徳尾 劇団の成長速度や広がりはそれぞれでしょうけど、学外で活動し始めて3年目。お客さんを含めていろんな方々に舞台を見てもらえるようになってきました。でも年はとりますから、みんな25-26歳かな。まだ結婚したメンバーはいませんが、そのうち家族と生活するようになるだろうし、仕事も忙しくなる。年齢だけは確実に上がっていきますよね。メンバーもテレビや映画のオーディションを受けて新しいきっかけを作ろうとしたり、ネットワークを広げて自分たちの舞台を大勢に見てもらうようにしています。

―徳尾さんも職場ではそろそろ仕事を任されて忙しくなるころではありませんか。
徳尾 いまシステムエンジニアのような仕事ですが、そこはなんとか遅くまで残らなくてもいいようにやり繰りしています。

―匿名にしているわけでもないので、職場で演劇活動が知れ渡ったりしませんか。
徳尾 言いふらしてはいませんから、いまのところはまだバレてないようですね。そのうちどうなるか分かりませんけど(笑)。

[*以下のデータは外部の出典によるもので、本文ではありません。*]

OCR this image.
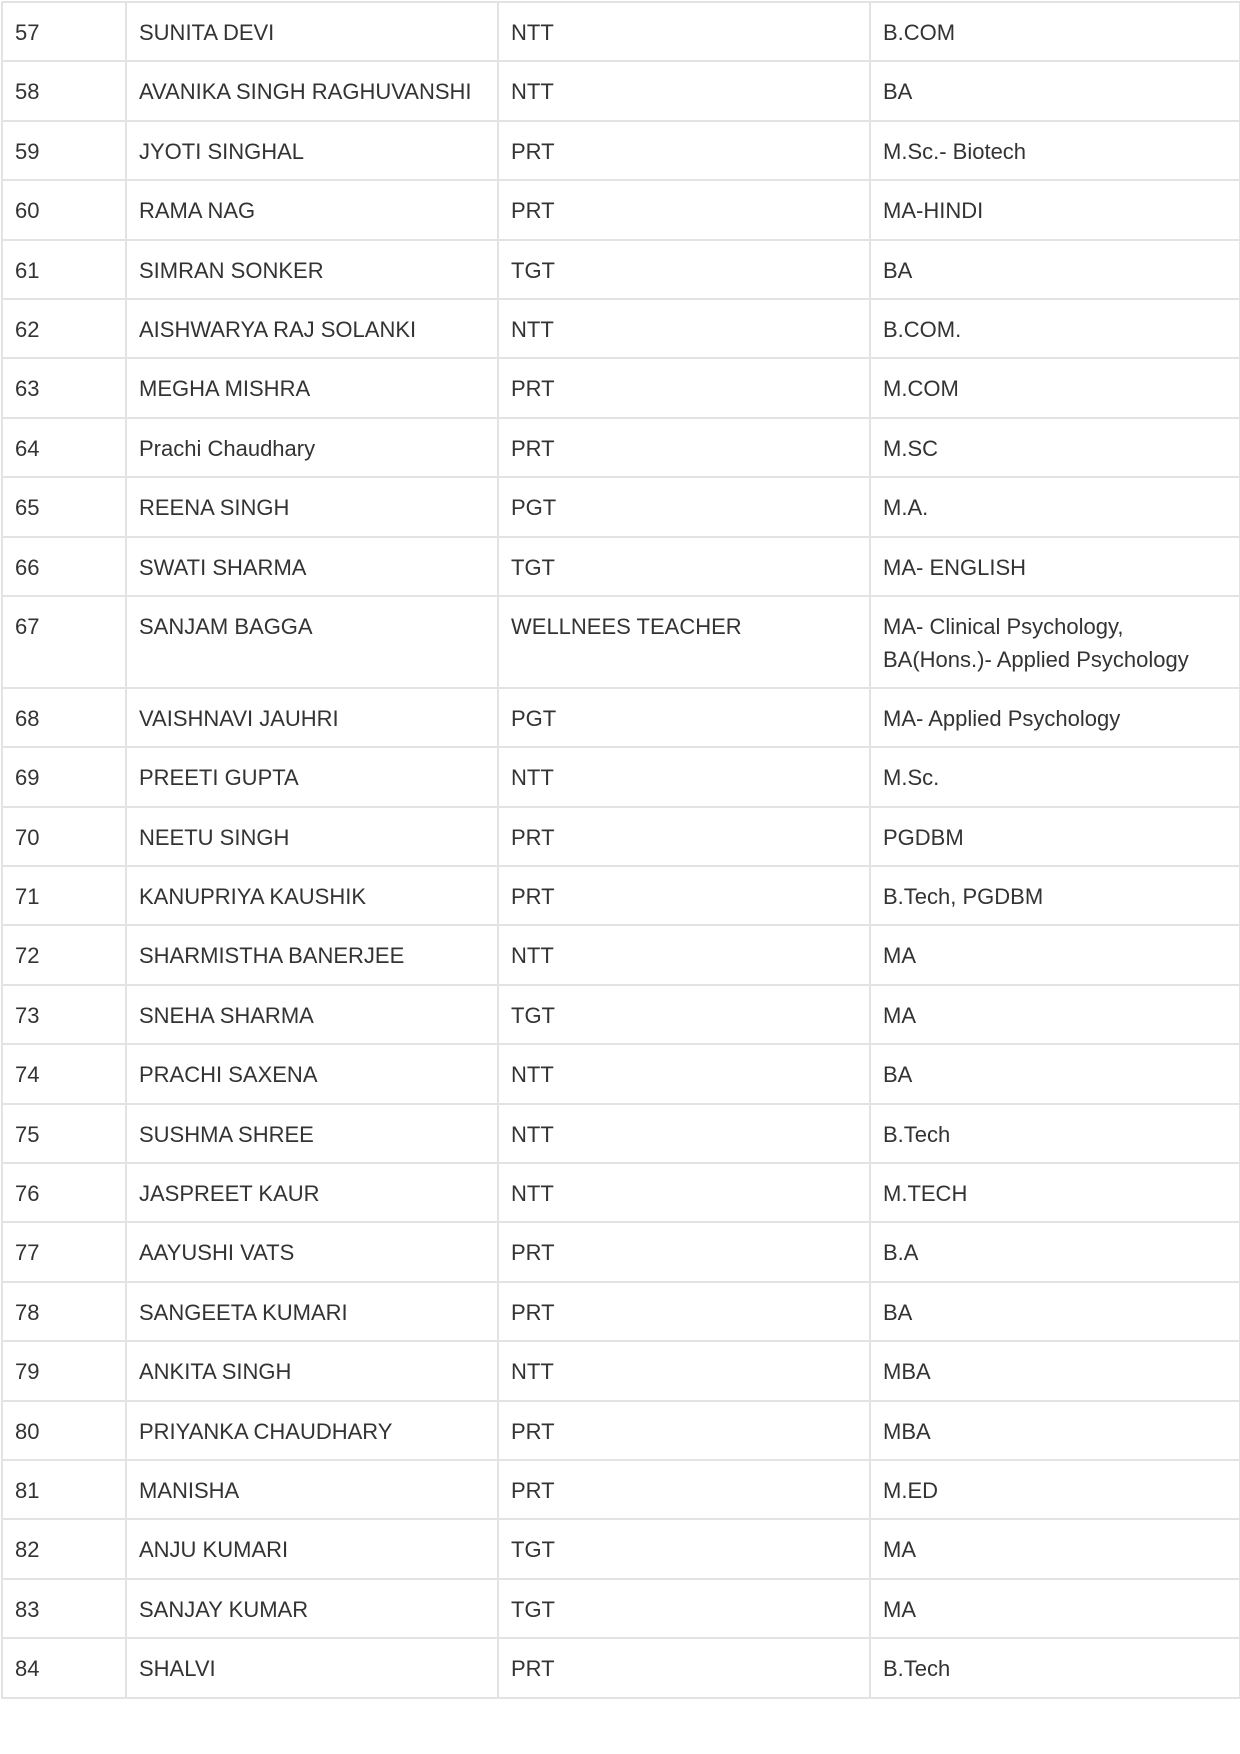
57	SUNITA DEVI	NTT	B.COM
58	AVANIKA SINGH RAGHUVANSHI	NTT	BA
59	JYOTI SINGHAL	PRT	M.Sc.- Biotech
60	RAMA NAG	PRT	MA-HINDI
61	SIMRAN SONKER	TGT	BA
62	AISHWARYA RAJ SOLANKI	NTT	B.COM.
63	MEGHA MISHRA	PRT	M.COM
64	Prachi Chaudhary	PRT	M.SC
65	REENA SINGH	PGT	M.A.
66	SWATI SHARMA	TGT	MA- ENGLISH
67	SANJAM BAGGA	WELLNEES TEACHER	MA- Clinical Psychology, BA(Hons.)- Applied Psychology
68	VAISHNAVI JAUHRI	PGT	MA- Applied Psychology
69	PREETI GUPTA	NTT	M.Sc.
70	NEETU SINGH	PRT	PGDBM
71	KANUPRIYA KAUSHIK	PRT	B.Tech, PGDBM
72	SHARMISTHA BANERJEE	NTT	MA
73	SNEHA SHARMA	TGT	MA
74	PRACHI SAXENA	NTT	BA
75	SUSHMA SHREE	NTT	B.Tech
76	JASPREET KAUR	NTT	M.TECH
77	AAYUSHI VATS	PRT	B.A
78	SANGEETA KUMARI	PRT	BA
79	ANKITA SINGH	NTT	MBA
80	PRIYANKA CHAUDHARY	PRT	MBA
81	MANISHA	PRT	M.ED
82	ANJU KUMARI	TGT	MA
83	SANJAY KUMAR	TGT	MA
84	SHALVI	PRT	B.Tech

―徳尾さんは、とくお組以外の仕事を手掛けませんでしたか?
徳尾 9月10日-11日に大人計画フェスティバルが開かれました。多摩市の廃校になった中学校の校舎を使って大人計画のメンバーが総出でそれぞれいろんなイベントをしたり出し物を考えたりする企画です。そのなかでぼくは正名僕蔵さんの一人芝居の作・演出を担当しました。教室を会場にして、運動会グッズを使った10分ほどのコントを3本組み合わせました。大玉を地球に、正名さんをガリレオに見立てた1本はいちばんSF風でしたね。ともかくたくさん人が来て、正名さんたち大人計画の人気はすごいと思いました。

―劇作家としての登竜門は岸田戯曲賞ですが。
徳尾 いやあ。受からないんじゃないですか。今回初めて劇団メンバー以外に台本を書き、演出をやらせてもらって思ったんですが、これまではこう書けばこう演じてくれると思い込んでいたことに気付かされた。作者として傲慢になっていたのかもしれません。最初に正名さんに台本を読んでもらったとき、ぼくが書いた狙いとはかなり違って受け取られていた。自分で演出をさせてもらっていたのでそれぞれの場面で説明しましたが、台本だけだと確かにちっともおもしろくない。ぼくがこれまで書いてきた台本は、メンバーとの呼吸や間の取り方に比重が相当かかっていたんです。そう気付いたときはショックでした。これから台本を書くときは、広くおもしろいと思えるように書く必要があるでしょうね。甘えをなくさないといけないと思いました。会話の中の「えっ」とか「あっ」とかは、ただそれだけではおもしろさを伝えられない。ストーリーにもそれなりの比重をかけなければならないとか、いろいろ考えさせられました。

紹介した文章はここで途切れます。